FDA approval of Cobenfy was based on the results of two Phase 3 tests of the drug in adults. The identically designed placebo-controlled studies assessed patients using the Positive and Negative Syndrome Scale (PANSS), a rating scale that measures symptom severity in psychotic disorders such as schizophrenia. Both trials showed that after five weeks, patients treated with the twice-daily capsule experienced statistically significant reductions in schizophrenia symptoms compared to placebo, achieving the main study goal.
The most common side effects reported in the studies were gastrointestinal and included nausea, upset stomach, constipation, abdominal pain, vomiting, and diarrhea. Unlike the first- and second-generation antipsychotics, Cobenfy’s label does not carry a black box warning for adverse effects. The BMS drug’s label does include warnings for urinary retention, increased heart rate, gastric retention, and angioedema. The label also recommends against use of the drug in patients with liver impairment.

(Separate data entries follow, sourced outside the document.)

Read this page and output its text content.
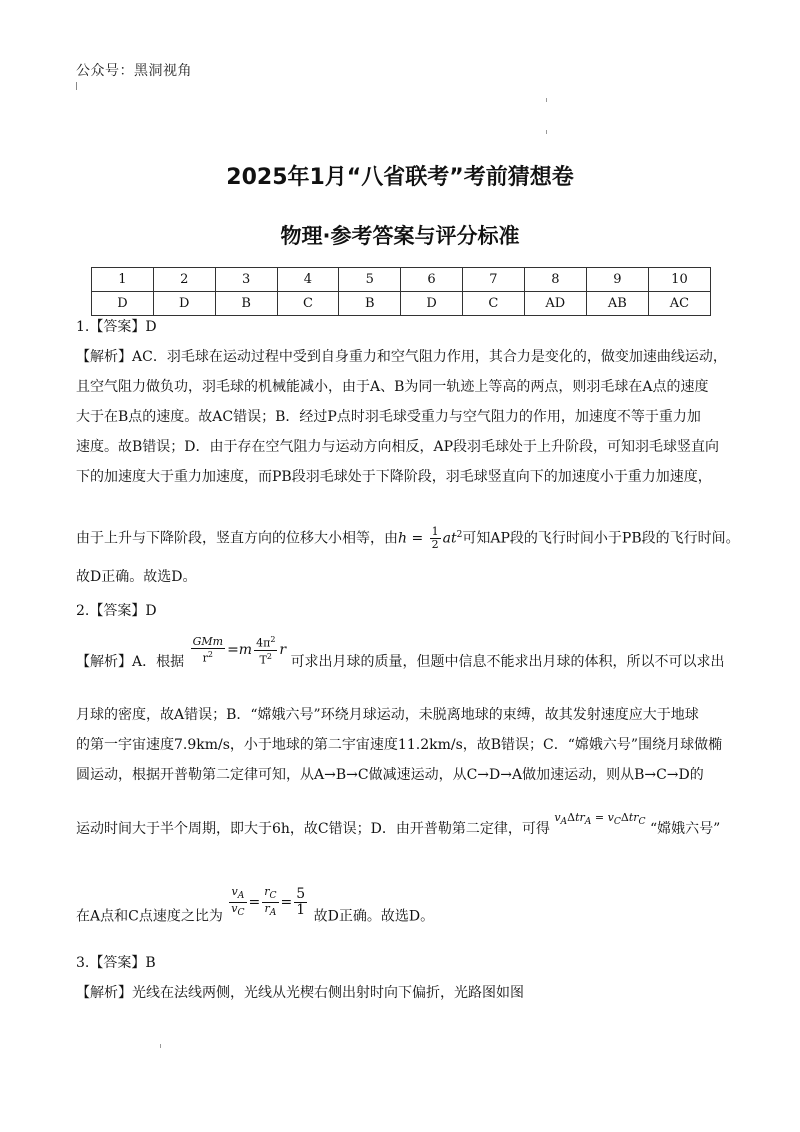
公众号：黑洞视角
2025年1月“八省联考”考前猜想卷
物理·参考答案与评分标准
1	2	3	4	5	6	7	8	9	10
D	D	B	C	B	D	C	AD	AB	AC
1.【答案】D
【解析】AC．羽毛球在运动过程中受到自身重力和空气阻力作用，其合力是变化的，做变加速曲线运动，
且空气阻力做负功，羽毛球的机械能减小，由于A、B为同一轨迹上等高的两点，则羽毛球在A点的速度
大于在B点的速度。故AC错误；B．经过P点时羽毛球受重力与空气阻力的作用，加速度不等于重力加
速度。故B错误；D．由于存在空气阻力与运动方向相反，AP段羽毛球处于上升阶段，可知羽毛球竖直向
下的加速度大于重力加速度，而PB段羽毛球处于下降阶段，羽毛球竖直向下的加速度小于重力加速度，
由于上升与下降阶段，竖直方向的位移大小相等，由$h = \frac{1}{2} at^2$可知AP段的飞行时间小于PB段的飞行时间。
故D正确。故选D。
2.【答案】D
【解析】A．根据 $\frac{\text{GMm}}{r^2} =m \frac{4\pi^2}{T^2}$ r 可求出月球的质量，但题中信息不能求出月球的体积，所以不可以求出
月球的密度，故A错误；B．“嫦娥六号”环绕月球运动，未脱离地球的束缚，故其发射速度应大于地球
的第一宇宙速度7.9km/s，小于地球的第二宇宙速度11.2km/s，故B错误；C．“嫦娥六号”围绕月球做椭
圆运动，根据开普勒第二定律可知，从A→B→C做减速运动，从C→D→A做加速运动，则从B→C→D的
运动时间大于半个周期，即大于6h，故C错误；D．由开普勒第二定律，可得 $v_A\Delta tr_A = v_C\Delta tr_C$ “嫦娥六号”
在A点和C点速度之比为 $\frac{v_A}{v_C} = \frac{r_C}{r_A} = \frac{5}{1}$ 故D正确。故选D。
3.【答案】B
【解析】光线在法线两侧，光线从光楔右侧出射时向下偏折，光路图如图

Summer Colling, a senior analyst at Citeline, said the BMS drug’s new mechanism of action marks a new era in psychiatric drug development. But she added that one drawback is the drug’s twice-daily administration, which is less convenient than available antipsychotics with once-daily dosing or even longer dosing schedules.
“KarXT has a strong efficacy profile, but it is difficult to compare PANSS reduction scores to marketed atypical antipsychotics without head-to-head trials,” Colling wrote in an email. “Having said that, statistically significant effects were observed as early as week two after KarXT treatment, which could be an important differentiating factor for the drug since current therapies take much longer, often three to four weeks, to show clinical improvement.”

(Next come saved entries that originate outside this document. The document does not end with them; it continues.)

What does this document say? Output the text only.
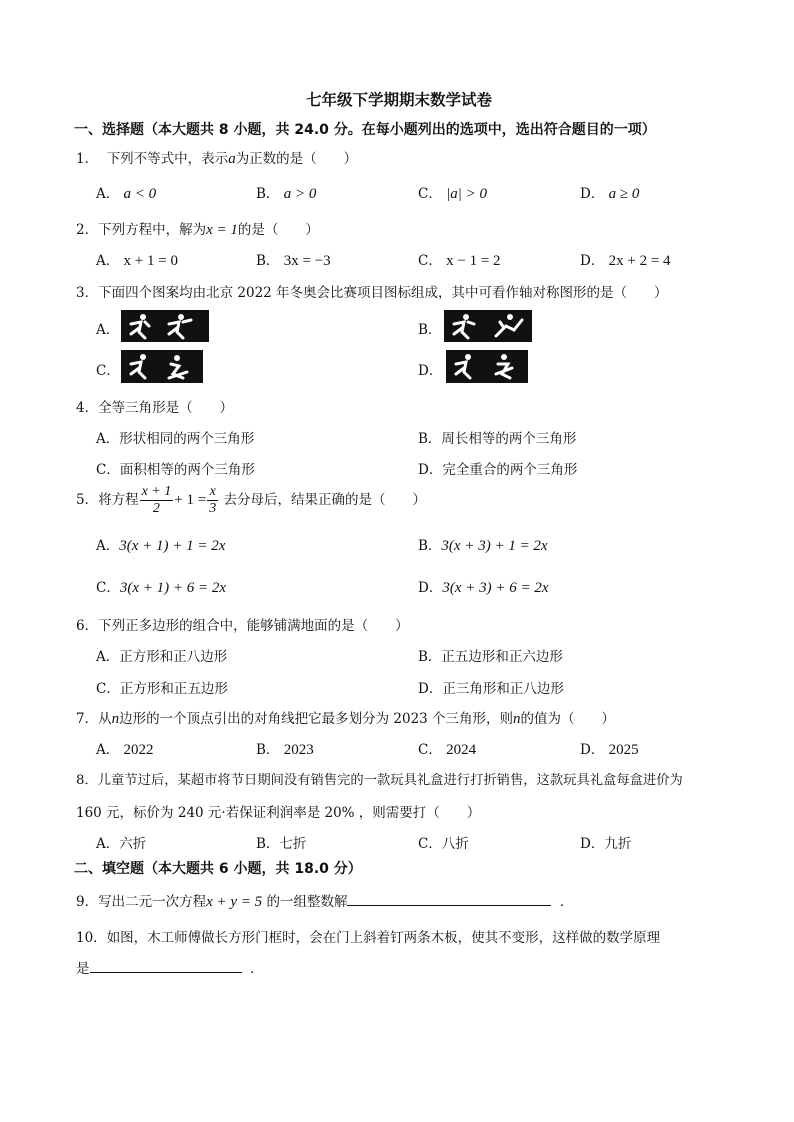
七年级下学期期末数学试卷
一、选择题（本大题共 8 小题，共 24.0 分。在每小题列出的选项中，选出符合题目的一项）
1． 下列不等式中，表示a为正数的是（　　）
A． a < 0	B． a > 0	C． |a| > 0	D． a ≥ 0
2．下列方程中，解为x = 1的是（　　）
A． x + 1 = 0	B． 3x = −3	C． x − 1 = 2	D． 2x + 2 = 4
3．下面四个图案均由北京 2022 年冬奥会比赛项目图标组成，其中可看作轴对称图形的是（　　）
A．	B．
C．	D．
4．全等三角形是（　　）
A．形状相同的两个三角形	B．周长相等的两个三角形
C．面积相等的两个三角形	D．完全重合的两个三角形
5．将方程 $\frac{x + 1}{2} + 1 = \frac{x}{3}$ 去分母后，结果正确的是（　　）
A．3(x + 1) + 1 = 2x	B．3(x + 3) + 1 = 2x
C．3(x + 1) + 6 = 2x	D．3(x + 3) + 6 = 2x
6．下列正多边形的组合中，能够铺满地面的是（　　）
A．正方形和正八边形	B．正五边形和正六边形
C．正方形和正五边形	D．正三角形和正八边形
7．从n边形的一个顶点引出的对角线把它最多划分为 2023 个三角形，则n的值为（　　）
A． 2022	B． 2023	C． 2024	D． 2025
8．儿童节过后，某超市将节日期间没有销售完的一款玩具礼盒进行打折销售，这款玩具礼盒每盒进价为
160 元，标价为 240 元·若保证利润率是 20% ，则需要打（　　）
A．六折	B．七折	C．八折	D．九折
二、填空题（本大题共 6 小题，共 18.0 分）
9．写出二元一次方程x + y = 5 的一组整数解	．
10．如图，木工师傅做长方形门框时，会在门上斜着钉两条木板，使其不变形，这样做的数学原理
是	．
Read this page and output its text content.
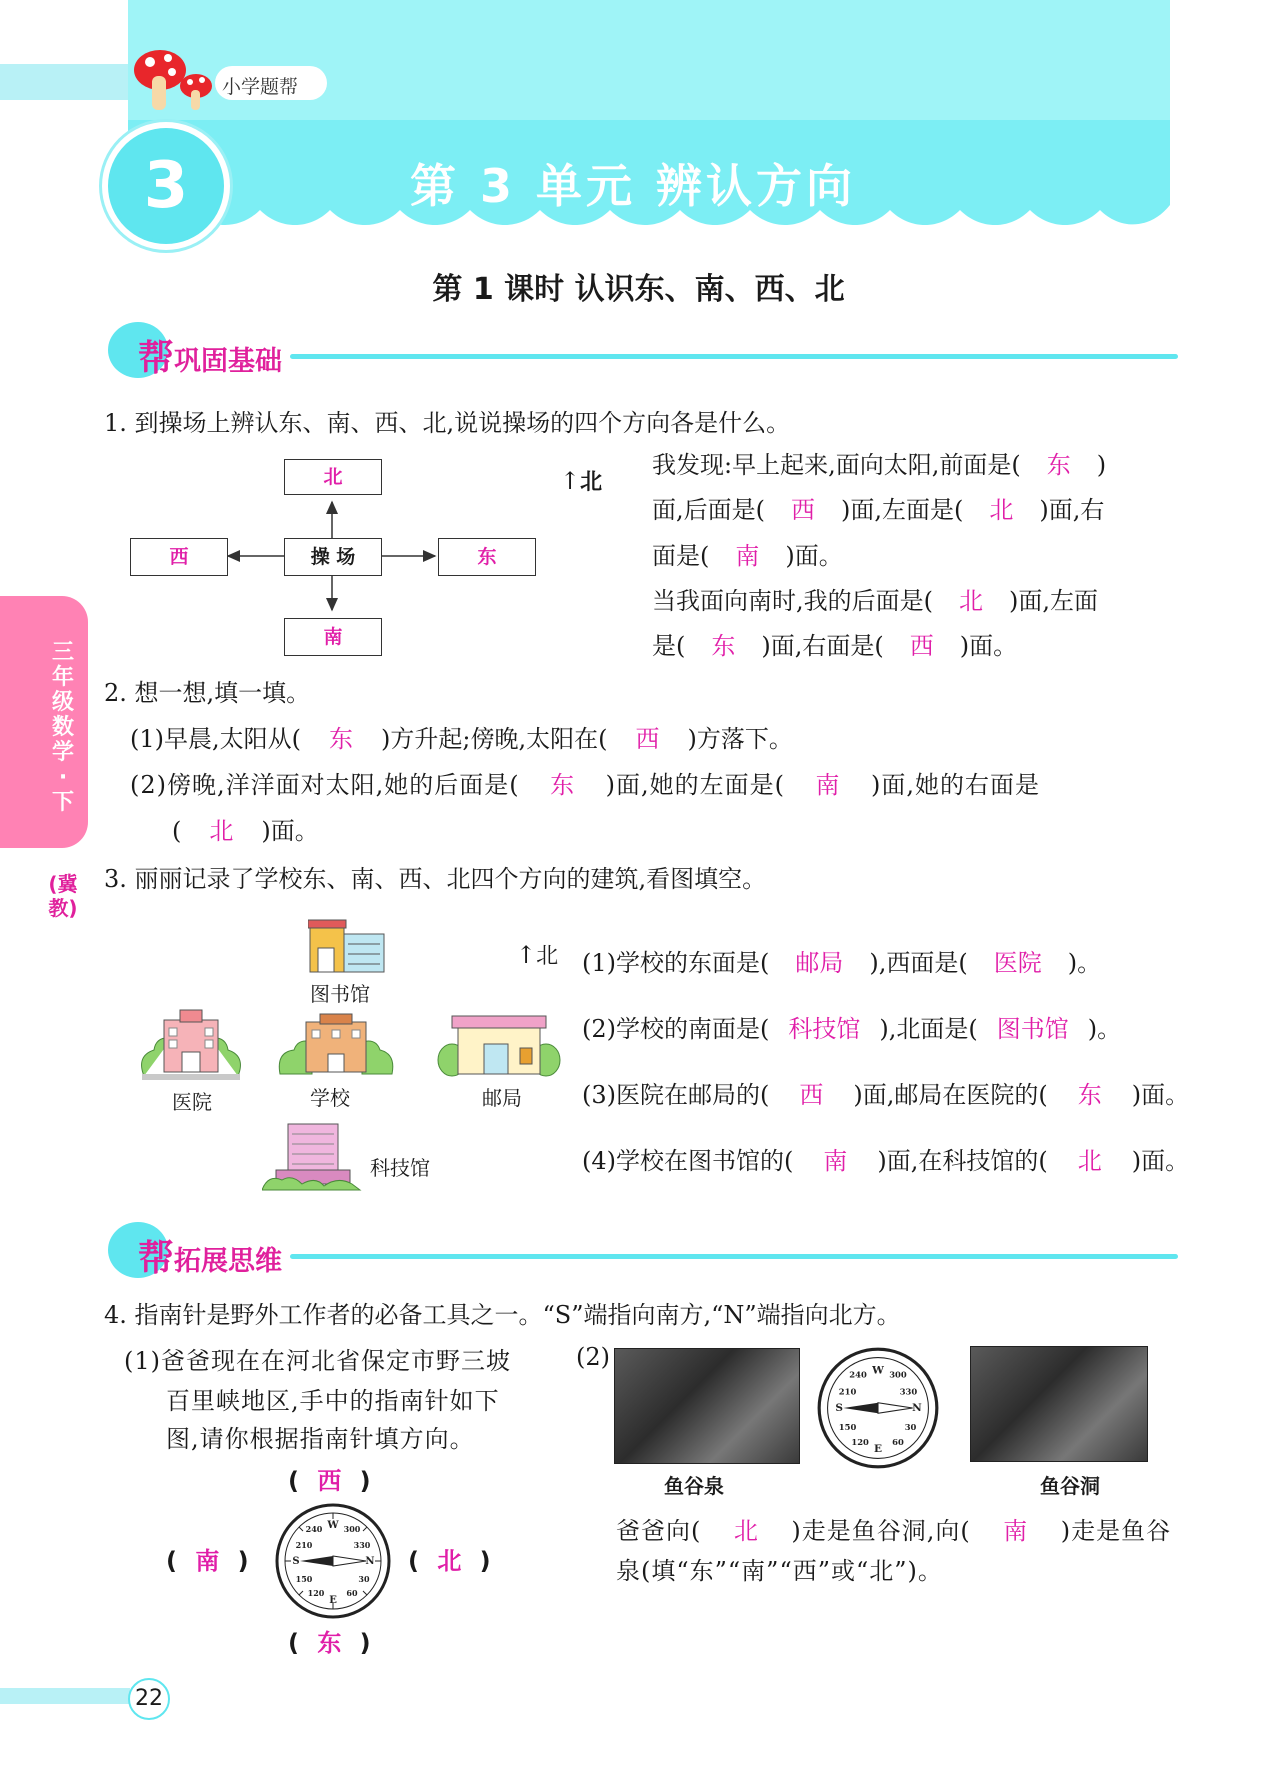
小学题帮
3	第 3 单元 辨认方向
第 1 课时 认识东、南、西、北
三年级数学·下
(冀教)
帮巩固基础
1. 到操场上辨认东、南、西、北,说说操场的四个方向各是什么。
北
操 场
西	东
南
↑北
我发现:早上起来,面向太阳,前面是( 东 )
面,后面是( 西 )面,左面是( 北 )面,右
面是( 南 )面。
当我面向南时,我的后面是( 北 )面,左面
是( 东 )面,右面是( 西 )面。
2. 想一想,填一填。
(1)早晨,太阳从( 东 )方升起;傍晚,太阳在( 西 )方落下。
(2)傍晚,洋洋面对太阳,她的后面是( 东 )面,她的左面是( 南 )面,她的右面是
( 北 )面。
3. 丽丽记录了学校东、南、西、北四个方向的建筑,看图填空。
图书馆
医院	学校	邮局
科技馆
↑北 (1)学校的东面是( 邮局 ),西面是( 医院 )。
(2)学校的南面是( 科技馆 ),北面是( 图书馆 )。
(3)医院在邮局的( 西 )面,邮局在医院的( 东 )面。
(4)学校在图书馆的( 南 )面,在科技馆的( 北 )面。
帮拓展思维
4. 指南针是野外工作者的必备工具之一。“S”端指向南方,“N”端指向北方。
(1)爸爸现在在河北省保定市野三坡
百里峡地区,手中的指南针如下
图,请你根据指南针填方向。
( 西 )
( 南 )	( 北 )
( 东 )
W
E
S	N
240	300
210	330
150	30
120	60
(2)
鱼谷泉
W
E
S	N
240	300
210	330
150	30
120	60
鱼谷洞
爸爸向( 北 )走是鱼谷洞,向( 南 )走是鱼谷
泉(填“东”“南”“西”或“北”)。
22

Colling said it’s unlikely the BMS drug will be used as a first-line schizophrenia treatment due to cost and insurance policies. She expects it will be prescribed for patients who do not benefit from or cannot tolerate at least two generic antipsychotics, such as risperidone and olanzapine.
BMS set a $1,850 per month wholesale price for Cobenfy, or more than $22,000 per year, which is in line with other brand name antipsychotics. Competition is coming from other muscarinic receptor-targeting drugs in development. The most advanced is emraclidine, which AbbVie added to its pipeline through the $8.7 billion Cerevel Therapeutics acquisition that closed in August. The once-daily drug is currently completing two Phase 2 studies designed to support a regulatory submission. In a note sent to investors on Friday, Leerink Partners analyst David Risinger said AbbVie expects to seek approval for emraclidine in the second half of 2025, potentially setting the stage for a regulatory decision in the first half of the following year. He added that available data suggest AbbVie’s schizophrenia drug likely offers lower efficacy but better safety than Cobenfy, but the BMS drug will have about an 18-month head start.

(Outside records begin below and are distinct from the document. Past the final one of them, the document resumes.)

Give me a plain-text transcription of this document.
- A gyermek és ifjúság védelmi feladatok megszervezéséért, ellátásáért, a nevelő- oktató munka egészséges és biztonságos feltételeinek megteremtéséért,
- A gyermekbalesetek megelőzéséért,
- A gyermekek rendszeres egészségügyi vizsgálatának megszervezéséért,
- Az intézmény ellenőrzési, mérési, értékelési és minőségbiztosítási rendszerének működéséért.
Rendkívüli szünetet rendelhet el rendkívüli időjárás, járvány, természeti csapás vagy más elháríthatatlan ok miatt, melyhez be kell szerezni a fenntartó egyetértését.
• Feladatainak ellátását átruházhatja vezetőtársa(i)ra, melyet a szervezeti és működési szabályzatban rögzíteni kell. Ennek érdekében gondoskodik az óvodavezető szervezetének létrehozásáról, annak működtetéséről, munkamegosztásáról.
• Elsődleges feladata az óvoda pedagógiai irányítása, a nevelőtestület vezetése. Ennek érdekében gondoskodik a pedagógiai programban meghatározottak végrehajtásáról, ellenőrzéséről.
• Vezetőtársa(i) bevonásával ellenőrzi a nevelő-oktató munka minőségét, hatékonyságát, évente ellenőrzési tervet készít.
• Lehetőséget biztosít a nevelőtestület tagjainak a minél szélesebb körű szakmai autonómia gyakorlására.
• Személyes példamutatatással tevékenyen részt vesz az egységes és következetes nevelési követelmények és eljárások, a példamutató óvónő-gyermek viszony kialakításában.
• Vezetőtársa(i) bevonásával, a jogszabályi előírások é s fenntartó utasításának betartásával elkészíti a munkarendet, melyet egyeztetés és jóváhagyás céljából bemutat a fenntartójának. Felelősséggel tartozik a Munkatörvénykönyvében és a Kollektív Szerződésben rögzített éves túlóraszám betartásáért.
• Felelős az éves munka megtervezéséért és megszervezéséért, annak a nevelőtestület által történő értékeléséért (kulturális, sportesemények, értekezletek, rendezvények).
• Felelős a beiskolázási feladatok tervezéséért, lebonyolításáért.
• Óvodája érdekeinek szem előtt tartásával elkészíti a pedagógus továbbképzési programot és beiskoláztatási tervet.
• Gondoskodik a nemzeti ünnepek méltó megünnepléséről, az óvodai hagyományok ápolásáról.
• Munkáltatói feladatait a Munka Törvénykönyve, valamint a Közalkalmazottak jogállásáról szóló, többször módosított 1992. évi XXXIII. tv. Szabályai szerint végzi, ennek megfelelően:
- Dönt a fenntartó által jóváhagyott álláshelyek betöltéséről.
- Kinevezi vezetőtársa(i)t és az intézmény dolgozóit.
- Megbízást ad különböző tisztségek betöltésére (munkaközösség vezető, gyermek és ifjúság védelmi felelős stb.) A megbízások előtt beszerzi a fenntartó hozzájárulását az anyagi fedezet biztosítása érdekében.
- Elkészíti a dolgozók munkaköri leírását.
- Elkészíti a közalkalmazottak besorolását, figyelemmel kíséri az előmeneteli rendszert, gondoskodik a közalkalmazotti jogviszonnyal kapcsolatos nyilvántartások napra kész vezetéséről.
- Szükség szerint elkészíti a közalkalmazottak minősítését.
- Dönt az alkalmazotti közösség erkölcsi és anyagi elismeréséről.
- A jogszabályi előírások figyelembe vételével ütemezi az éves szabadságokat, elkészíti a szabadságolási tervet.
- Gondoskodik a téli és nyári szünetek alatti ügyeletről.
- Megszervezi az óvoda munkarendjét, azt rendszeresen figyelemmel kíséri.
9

William Blair estimates Cobenfy could achieve peak sales of $2 billion in 2030 in schizophrenia alone. But in a Friday research note, analysts Matt Phipps and Myles Minter noted that pivotal tests are underway testing the drug in Alzheimer’s-associated psychosis and adjunctive schizophrenia. If Cobenfy wins approval in these indications, the drug’s sales yearly sales could reach between $3 billion and $5 billion.
“We believe the first-mover advantage in this novel drug class for schizophrenia, meaningful enthusiasm around the availability of a new modality in schizophrenia, and favorable product profile for Cobenfy should support strong early adoption,” the William Blair analysts wrote.